In section 3: $\,H = (\,V,E\,)$ is a random $k$-uniform hypergraph on a set $V$ of $n$ vertices, with $m$ (not necessarily distinct) edges, constructed by choosing the $m$ edges randomly and independently according to a uniform distribution on the $k$-subsets of $V$.
He writes that by setting $n = [k \; log \, k]$ with edges $m = k$ and a fixed subset $X$ of $V$, and $|X| \leq log^2k - 10 \,log \,k\, log\,( log\,k)$, estimating the probability that $X$ is transversal of $H$ is done in the following manner. For each of the $m$ edges $e$ of $H$, the probability that $e$ does not intersect $X$ satisfies
$$\mathbb{P}(e \cap X = \emptyset) = \frac{\binom{\,n - |X|\,}{k}}{\binom{\,n}{k}} \geq \bigg( \frac{n-|X| - k}{n-k} \bigg)^k \geq \bigg(\frac{k \; log \, k - log^2k + 10 \,log \,k\, log\,( log\,k) - k}{k \; log \, k - k} \bigg)^k$$
My question (as a beginner in the probabilistic method) is how to derive $n = [k \; log \, k]$ and $|X| \leq log^2k - 10 \,log \,k\, log\,( log\,k) $.

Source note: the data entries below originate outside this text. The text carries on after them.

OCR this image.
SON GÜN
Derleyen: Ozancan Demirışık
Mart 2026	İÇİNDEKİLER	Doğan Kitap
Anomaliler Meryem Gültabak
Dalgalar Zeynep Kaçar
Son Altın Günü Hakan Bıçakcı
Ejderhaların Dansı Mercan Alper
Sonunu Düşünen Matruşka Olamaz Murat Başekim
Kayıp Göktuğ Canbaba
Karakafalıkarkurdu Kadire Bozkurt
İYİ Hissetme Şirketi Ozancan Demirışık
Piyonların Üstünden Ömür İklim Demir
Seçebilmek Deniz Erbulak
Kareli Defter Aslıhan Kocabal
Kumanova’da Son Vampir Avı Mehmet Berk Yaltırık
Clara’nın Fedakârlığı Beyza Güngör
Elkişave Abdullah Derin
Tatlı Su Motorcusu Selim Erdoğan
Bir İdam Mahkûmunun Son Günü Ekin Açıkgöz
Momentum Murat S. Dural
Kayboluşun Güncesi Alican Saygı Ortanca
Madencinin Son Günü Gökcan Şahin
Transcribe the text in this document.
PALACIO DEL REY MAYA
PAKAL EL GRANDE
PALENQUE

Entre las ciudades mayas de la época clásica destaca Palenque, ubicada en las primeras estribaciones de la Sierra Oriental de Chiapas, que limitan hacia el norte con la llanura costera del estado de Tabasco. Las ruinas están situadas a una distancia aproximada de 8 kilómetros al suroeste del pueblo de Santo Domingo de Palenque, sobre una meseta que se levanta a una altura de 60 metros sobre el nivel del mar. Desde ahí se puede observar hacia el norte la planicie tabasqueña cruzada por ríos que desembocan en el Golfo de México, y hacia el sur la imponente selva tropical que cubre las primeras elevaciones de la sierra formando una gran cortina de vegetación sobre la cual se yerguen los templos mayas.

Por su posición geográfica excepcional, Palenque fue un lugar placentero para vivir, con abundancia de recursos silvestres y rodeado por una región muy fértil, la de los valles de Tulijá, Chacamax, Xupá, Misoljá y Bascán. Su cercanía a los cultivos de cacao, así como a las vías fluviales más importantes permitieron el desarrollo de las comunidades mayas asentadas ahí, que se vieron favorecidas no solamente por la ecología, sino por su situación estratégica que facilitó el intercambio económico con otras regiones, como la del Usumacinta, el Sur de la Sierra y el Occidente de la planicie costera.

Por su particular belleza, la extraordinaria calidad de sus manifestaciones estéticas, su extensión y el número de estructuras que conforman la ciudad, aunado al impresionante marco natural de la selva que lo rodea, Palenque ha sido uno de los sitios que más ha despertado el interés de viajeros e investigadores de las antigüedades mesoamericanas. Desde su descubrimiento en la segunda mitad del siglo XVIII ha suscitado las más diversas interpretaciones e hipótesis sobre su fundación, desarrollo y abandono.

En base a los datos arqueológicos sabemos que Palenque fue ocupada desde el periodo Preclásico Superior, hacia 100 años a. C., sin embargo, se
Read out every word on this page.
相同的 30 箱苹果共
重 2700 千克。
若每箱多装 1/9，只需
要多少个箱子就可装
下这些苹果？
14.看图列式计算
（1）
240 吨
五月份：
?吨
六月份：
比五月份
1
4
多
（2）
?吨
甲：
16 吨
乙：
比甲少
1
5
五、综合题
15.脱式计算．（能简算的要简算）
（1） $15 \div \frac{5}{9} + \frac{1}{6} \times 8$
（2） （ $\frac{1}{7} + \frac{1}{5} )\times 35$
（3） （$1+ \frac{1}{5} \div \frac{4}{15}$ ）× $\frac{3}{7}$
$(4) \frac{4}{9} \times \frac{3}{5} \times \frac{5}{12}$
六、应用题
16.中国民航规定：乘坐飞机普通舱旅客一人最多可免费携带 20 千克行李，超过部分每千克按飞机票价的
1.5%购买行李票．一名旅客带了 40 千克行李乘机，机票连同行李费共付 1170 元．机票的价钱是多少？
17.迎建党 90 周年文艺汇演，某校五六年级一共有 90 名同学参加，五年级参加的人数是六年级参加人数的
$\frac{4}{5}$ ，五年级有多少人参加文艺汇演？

I have attempted the usual method of finding minimum/maximum values for $\bigg(\frac{n-|X| - k}{n-k}\bigg)^k$, but this does not appear to work.
These are not derived. They’re choices the author makes in order to prove Proposition $3.1$. Since $c_k$ is a bound that needs to hold for all $k$-uniform hypergraphs, the author is free to make arbitrary choices in proving a lower bound for $c_k$.